Genome instability is a hallmark of cancer but the causes of genome instability that drive cancinogenesis are poorly defined. Oncogene expression during carcinogenesis is thought to induce oncogene induced replication stress (Oi-RS) which is proposed to induce subsequent mitotic defects and genome instability. However, longitudinal data supporting this hypothesis are sparse due to limited access to appropriate disease progression models. This project will investigate the current major unknowns in oncogene-induced genomic instability using a primary cell-based, physiological model of HPV establishment and oncogenic disease progression. Oncogenic human papillomaviruses (HPV) express viral oncogenes E6 and E7, which induce replication stress and genomic instability, eventually causing carcinomas of the anogenital and oropharyngeal tracts. HPV infection thus provides a tractable model system in which to decipher the pathway from initial Oi-RS to cancer.

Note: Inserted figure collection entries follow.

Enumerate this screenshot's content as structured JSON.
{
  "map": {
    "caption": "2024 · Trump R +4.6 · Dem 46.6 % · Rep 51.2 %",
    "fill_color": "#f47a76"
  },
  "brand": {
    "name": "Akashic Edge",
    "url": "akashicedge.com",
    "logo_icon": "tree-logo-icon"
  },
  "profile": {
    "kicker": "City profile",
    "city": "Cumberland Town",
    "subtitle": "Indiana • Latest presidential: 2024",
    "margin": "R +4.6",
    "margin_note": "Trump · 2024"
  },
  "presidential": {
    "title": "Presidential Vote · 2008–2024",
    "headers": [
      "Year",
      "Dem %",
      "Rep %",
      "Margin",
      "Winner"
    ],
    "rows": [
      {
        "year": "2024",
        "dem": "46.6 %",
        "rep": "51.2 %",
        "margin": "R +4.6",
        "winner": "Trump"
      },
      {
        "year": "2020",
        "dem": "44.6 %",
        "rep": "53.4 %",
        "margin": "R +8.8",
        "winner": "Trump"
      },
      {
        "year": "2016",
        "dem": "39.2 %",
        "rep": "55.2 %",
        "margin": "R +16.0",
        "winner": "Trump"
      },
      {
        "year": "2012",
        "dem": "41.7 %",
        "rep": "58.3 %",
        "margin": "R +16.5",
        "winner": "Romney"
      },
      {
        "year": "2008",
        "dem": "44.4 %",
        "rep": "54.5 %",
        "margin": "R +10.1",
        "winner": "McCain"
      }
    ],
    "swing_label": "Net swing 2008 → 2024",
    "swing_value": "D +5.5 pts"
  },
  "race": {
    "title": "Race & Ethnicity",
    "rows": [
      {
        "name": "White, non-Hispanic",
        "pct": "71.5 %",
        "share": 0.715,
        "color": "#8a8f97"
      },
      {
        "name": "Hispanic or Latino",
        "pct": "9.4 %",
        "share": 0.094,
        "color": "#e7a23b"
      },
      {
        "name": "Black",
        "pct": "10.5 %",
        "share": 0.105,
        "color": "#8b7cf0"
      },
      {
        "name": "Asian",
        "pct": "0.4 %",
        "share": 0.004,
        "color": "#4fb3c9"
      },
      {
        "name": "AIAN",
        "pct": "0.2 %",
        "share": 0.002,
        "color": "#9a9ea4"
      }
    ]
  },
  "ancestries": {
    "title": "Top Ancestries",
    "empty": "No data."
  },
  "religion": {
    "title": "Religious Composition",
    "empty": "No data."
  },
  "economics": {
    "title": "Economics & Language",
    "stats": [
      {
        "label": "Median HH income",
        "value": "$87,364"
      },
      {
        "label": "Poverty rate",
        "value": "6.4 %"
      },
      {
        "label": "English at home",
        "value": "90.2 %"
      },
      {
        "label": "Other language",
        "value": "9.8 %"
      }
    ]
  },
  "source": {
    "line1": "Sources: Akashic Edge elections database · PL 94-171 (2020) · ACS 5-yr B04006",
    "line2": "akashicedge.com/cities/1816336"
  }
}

The impact of HPV infection on genomic instability has mainly been studied by overexpression of viral oncogenes in primary epithelial, or cancer cell lines, which fail to accurately recapitulate natural pathogenesis of HPV. We will now employ a state-of-the-art 3D primary human tissue model that faithfully recapitulates the HPV infection cycle to dissect the timing and mechanisms of Oi-RS, genomic instability, and oncogenesis. We will integrate state-of-the-art cell and molecular biology methods with single cell and single molecule sequencing technologies and machine learning-based detection of genomic position-resolved replication stress. In depth analysis of these models using methods established outside of the traditional cell biology arena will uncover key driving events in HPV-driven carcinogenesis that will be directly applicable in other oncogene-induced tumours. The findings will define the steps from initial oncogene-induced replication stress to cellular immortalisation and disease progression.